= Fact box =

Display format for medical information

A fact box is a simplified display format that presents evidence based data about the benefits and harms of medical treatments, screenings or interventions.

The format has been shown to improve people’s understanding of health-related risk information. Benefits and harms are displayed in absolute numbers in a table, which allows the user to compare outcomes for people who received a particular treatment or intervention with outcomes for people who did not receive this treatment (or who received a placebo, e.g., a sugar pill). Fact boxes do not use statistics that might be misleading to the reader, such as relative risks, mismatched framing and five-year survival rates for screening. In addition, an explanation of medical terms and procedures is provided. Fact boxes can be used for discussing treatment alternatives with a physician. Moreover, additional information sources can be provided by using digital media to visually present the information contained in fact boxes.

==Fact box: Main features==

There are several key features of a fact box. First, a summary statement describes the benefits and harms of a medical treatment without giving an explicit recommendation about which option is optimal for the reader. To avoid any ambiguities in interpreting the content, explicit and exhaustive information about the target population (e.g. gender, age range), date or time span of data collection and all additional information that may have an influence on the understanding of the reported facts are presented. To inform the user about the most important benefits and harms, these are stated explicitly, preferably as a list of statements or questions. Moreover, a fact box presents comparisons of outcomes, usually between treatment and control groups, which are based on research results (preferably meta-analyses or systematic reviews, or randomized controlled trials). To promote a good understanding of the results, an effect measure for each group should be provided in terms of frequencies, i.e. absolute numbers out of a given sample size of, e.g., 100 or 1000 cases. To report the current state of scientific evidence, for continuous measurements common descriptive statistics like mean, mean difference or median should be presented; in case of unquantifiable outcomes the evidence can be described in a statement. Finally, sources for all information have to be listed and a date when the material was assembled or updated needs to be provided.

==Fact box: Use and implementation==

Based on an early format known as the balance sheet, this simple tabular format has been adopted by different health organizations, e.g.

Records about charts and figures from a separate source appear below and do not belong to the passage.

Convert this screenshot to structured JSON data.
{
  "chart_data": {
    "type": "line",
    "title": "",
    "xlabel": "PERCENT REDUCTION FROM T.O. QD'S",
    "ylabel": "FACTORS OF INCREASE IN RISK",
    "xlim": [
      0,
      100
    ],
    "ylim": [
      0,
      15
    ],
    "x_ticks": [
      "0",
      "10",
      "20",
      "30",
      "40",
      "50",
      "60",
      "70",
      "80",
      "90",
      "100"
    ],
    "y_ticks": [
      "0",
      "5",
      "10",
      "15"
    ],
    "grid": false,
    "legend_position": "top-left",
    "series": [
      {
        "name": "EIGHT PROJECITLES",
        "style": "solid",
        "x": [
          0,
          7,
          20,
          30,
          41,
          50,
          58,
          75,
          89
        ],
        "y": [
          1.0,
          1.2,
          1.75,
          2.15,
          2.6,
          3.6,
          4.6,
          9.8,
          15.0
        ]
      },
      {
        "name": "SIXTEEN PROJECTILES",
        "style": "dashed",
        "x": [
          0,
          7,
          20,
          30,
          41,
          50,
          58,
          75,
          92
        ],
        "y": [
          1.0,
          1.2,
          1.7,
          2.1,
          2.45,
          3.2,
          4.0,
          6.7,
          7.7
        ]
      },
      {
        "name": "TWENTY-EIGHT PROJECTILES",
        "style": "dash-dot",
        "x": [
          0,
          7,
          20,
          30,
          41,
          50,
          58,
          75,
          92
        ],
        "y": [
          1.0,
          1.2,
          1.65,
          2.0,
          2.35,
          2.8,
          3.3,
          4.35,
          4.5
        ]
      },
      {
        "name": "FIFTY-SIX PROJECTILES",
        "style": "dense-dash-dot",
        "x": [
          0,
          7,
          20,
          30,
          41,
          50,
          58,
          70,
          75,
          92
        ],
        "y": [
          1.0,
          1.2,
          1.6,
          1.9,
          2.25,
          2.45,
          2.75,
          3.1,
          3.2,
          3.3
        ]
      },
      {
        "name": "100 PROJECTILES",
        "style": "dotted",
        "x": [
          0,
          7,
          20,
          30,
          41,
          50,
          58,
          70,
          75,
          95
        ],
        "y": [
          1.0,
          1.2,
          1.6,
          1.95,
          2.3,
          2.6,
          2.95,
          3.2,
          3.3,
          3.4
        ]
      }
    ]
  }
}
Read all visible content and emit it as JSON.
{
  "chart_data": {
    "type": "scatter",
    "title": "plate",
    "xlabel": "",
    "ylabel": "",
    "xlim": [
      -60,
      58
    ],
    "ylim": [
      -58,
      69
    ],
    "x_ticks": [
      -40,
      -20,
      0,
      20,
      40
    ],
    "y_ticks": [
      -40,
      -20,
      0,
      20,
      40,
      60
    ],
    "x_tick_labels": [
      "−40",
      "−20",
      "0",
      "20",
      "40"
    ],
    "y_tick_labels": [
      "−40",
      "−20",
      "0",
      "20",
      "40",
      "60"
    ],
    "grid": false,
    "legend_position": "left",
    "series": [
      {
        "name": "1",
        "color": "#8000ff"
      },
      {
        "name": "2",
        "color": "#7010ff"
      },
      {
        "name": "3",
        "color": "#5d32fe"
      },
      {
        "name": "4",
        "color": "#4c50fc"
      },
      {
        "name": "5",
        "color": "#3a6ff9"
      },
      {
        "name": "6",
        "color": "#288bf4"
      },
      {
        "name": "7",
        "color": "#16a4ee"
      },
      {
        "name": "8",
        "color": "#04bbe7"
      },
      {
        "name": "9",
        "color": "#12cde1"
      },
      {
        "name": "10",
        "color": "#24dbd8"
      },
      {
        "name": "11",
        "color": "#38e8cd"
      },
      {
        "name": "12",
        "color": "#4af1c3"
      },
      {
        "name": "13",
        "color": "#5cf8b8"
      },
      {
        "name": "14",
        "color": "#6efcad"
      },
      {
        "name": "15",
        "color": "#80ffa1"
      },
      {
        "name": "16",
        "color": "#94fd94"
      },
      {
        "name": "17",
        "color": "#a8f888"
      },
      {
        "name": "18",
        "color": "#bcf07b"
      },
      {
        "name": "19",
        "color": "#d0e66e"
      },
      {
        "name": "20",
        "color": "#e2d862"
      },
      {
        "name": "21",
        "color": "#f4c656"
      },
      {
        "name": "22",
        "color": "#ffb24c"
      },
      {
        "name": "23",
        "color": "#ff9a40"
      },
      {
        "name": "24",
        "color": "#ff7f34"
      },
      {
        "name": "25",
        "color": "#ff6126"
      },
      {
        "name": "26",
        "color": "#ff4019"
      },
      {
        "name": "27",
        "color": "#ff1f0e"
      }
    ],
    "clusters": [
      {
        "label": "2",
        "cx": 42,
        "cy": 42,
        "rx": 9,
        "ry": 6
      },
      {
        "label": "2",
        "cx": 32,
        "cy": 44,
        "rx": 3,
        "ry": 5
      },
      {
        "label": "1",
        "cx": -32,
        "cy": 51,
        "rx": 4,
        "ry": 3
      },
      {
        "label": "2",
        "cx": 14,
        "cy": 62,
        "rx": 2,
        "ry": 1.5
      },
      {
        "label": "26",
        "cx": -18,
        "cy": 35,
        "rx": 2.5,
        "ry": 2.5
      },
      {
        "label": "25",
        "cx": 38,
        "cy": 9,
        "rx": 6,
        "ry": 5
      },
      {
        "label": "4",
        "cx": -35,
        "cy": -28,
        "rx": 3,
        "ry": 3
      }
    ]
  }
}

National Health and Medical Research Council, U.S. Preventive Services Task Force and Cochrane, to evaluate and communicate the results of health interventions. In the current format, fact boxes have been developed for use with lay audiences to communicate about prescription medications (e.g., the drugs facts box) and cancer screenings. Fact boxes are disseminated on a number of health topics such as vaccinations, surgical procedures, nutritional supplements, cancer screening tests and to reduce decisional conflict about antibiotics for pneumonia and artificial hydration in advanced dementia.